Nahri has never believed in magic. Certainly, she has power; on the streets of 18th century Cairo, she’s a con woman of unsurpassed talent. But she knows better than anyone that the trade she uses to get by—palm readings, zars, healings—are all tricks, sleights of hand, learned skills; a means to the delightful end of swindling Ottoman nobles.
But when Nahri accidentally summons an equally sly, darkly mysterious djinn warrior to her side during one of her cons, she’s forced to accept that the magical world she thought only existed in childhood stories is real. For the warrior tells her a new tale: across hot, windswept sands teeming with creatures of fire, and rivers where the mythical marid sleep; past ruins of once-magnificent human metropolises, and mountains where the circling hawks are not what they seem, lies Daevabad, the legendary city of brass?a city to which Nahri is irrevocably bound.
In that city, behind gilded brass walls laced with enchantments, behind the six gates of the six djinn tribes, old resentments are simmering. And when Nahri decides to enter this world, she learns that true power is fierce and brutal. That magic cannot shield her from the dangerous web of court politics. That even the cleverest of schemes can have deadly consequences.
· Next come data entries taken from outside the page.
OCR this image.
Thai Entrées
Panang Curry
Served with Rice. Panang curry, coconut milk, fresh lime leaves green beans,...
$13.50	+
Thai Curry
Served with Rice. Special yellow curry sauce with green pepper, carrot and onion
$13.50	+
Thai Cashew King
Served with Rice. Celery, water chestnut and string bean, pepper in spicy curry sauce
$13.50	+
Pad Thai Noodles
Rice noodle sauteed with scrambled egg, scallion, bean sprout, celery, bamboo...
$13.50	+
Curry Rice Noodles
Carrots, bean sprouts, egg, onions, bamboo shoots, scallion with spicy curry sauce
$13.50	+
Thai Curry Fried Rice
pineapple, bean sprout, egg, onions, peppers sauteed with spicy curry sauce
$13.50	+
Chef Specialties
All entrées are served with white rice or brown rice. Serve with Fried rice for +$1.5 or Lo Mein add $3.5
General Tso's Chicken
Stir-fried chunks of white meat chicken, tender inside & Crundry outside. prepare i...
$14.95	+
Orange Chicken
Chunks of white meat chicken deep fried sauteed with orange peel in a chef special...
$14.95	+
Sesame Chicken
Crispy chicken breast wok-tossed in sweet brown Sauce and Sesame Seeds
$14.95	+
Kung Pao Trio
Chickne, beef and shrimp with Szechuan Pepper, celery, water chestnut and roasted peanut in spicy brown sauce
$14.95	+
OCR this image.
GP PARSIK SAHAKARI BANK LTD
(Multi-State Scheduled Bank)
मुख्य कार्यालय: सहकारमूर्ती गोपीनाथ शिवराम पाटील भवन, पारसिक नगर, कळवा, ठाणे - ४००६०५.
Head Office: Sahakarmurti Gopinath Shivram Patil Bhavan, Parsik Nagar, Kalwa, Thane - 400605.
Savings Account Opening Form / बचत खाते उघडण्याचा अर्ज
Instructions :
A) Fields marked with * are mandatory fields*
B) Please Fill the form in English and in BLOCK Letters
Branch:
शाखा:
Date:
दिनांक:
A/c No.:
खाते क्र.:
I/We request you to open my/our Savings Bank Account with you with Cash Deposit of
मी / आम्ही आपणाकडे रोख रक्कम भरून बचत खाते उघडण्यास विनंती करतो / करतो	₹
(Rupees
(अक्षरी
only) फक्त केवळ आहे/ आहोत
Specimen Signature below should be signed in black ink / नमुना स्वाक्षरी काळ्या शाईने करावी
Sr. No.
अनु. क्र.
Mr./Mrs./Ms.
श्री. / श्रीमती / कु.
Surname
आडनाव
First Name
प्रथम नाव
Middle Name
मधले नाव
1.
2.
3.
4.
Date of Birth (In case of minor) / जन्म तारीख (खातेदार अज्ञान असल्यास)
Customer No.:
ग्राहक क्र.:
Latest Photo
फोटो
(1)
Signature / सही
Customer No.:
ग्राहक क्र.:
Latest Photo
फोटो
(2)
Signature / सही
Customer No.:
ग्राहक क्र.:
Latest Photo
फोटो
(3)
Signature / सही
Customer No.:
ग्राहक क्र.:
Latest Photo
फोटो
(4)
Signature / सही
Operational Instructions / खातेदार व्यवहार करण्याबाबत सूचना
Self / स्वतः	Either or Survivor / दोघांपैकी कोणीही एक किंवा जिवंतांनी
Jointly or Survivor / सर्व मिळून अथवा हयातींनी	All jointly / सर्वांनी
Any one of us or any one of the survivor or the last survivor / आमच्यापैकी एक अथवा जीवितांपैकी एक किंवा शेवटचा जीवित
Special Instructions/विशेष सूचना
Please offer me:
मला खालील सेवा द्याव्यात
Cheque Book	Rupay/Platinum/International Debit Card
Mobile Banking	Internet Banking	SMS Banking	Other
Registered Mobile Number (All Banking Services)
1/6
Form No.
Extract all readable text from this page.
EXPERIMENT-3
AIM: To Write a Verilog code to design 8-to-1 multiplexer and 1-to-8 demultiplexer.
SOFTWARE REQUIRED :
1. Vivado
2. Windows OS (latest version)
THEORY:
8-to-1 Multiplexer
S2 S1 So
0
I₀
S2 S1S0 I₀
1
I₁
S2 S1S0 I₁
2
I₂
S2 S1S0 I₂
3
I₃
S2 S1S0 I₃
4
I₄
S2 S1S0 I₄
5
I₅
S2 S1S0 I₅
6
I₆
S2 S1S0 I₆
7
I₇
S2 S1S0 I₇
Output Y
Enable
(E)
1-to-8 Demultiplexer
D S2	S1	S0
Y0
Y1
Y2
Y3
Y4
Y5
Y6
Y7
After all, there is a reason they say be careful what you wish for
I am really surprised to say this, but this book just wasn’t for me. I went into it fully expecting to love it because of all the amazing reviews that it has, yet that just wasn’t the case. However, there were many parts that I did appreciate and I will outline those first (good before bad). Nonetheless, I couldn’t give this any more than three stars because I found myself not wanting to pick it up as I was reading it.
The good thing about this book was how much thought went into everything. It is easy to tell that Chakroborty knows every detail about the world and has managed to make it very politically complex.
The plot was really original and unlike anything that I have read before. All the characters are extremely gray (meaning they aren’t only good or bad) and the plot was filled with unexpected plot twists (especially towards the end).
Now, onto the bad. Throughout the entire book, there were so many different names of groups, people, etc. that I couldn’t keep things straight. This made my whole reading experience a bit confusing. I’m still not completely sure how to feel about most characters or things that happened in the story.
To be fair, I think a big part of the book was meant to have the reader not be sure who was on whose side or what the motives were behind things. However, I feel like the story left too much out in these aspects so that the reader is forced to go back and reread multiple passages. It’s not enjoyable for me when I end up having to do this with a book.
I found the characters to be very complex and I enjoyed reading from Ali’s perspective the most. The entire book alternates between Nahri and Ali’s narratives.
The ending made it feel like there is going to be a second book, but I don’t think I will be picking it up if there is one. This is due to the fact that I didn’t find the story riveting until about the last 200 pages of the 526-page book.
Before reading this, make sure that you are ready to think hard and expect to be confused at times. I would recommend this book to people wanting very detailed world building with complex politics and characters.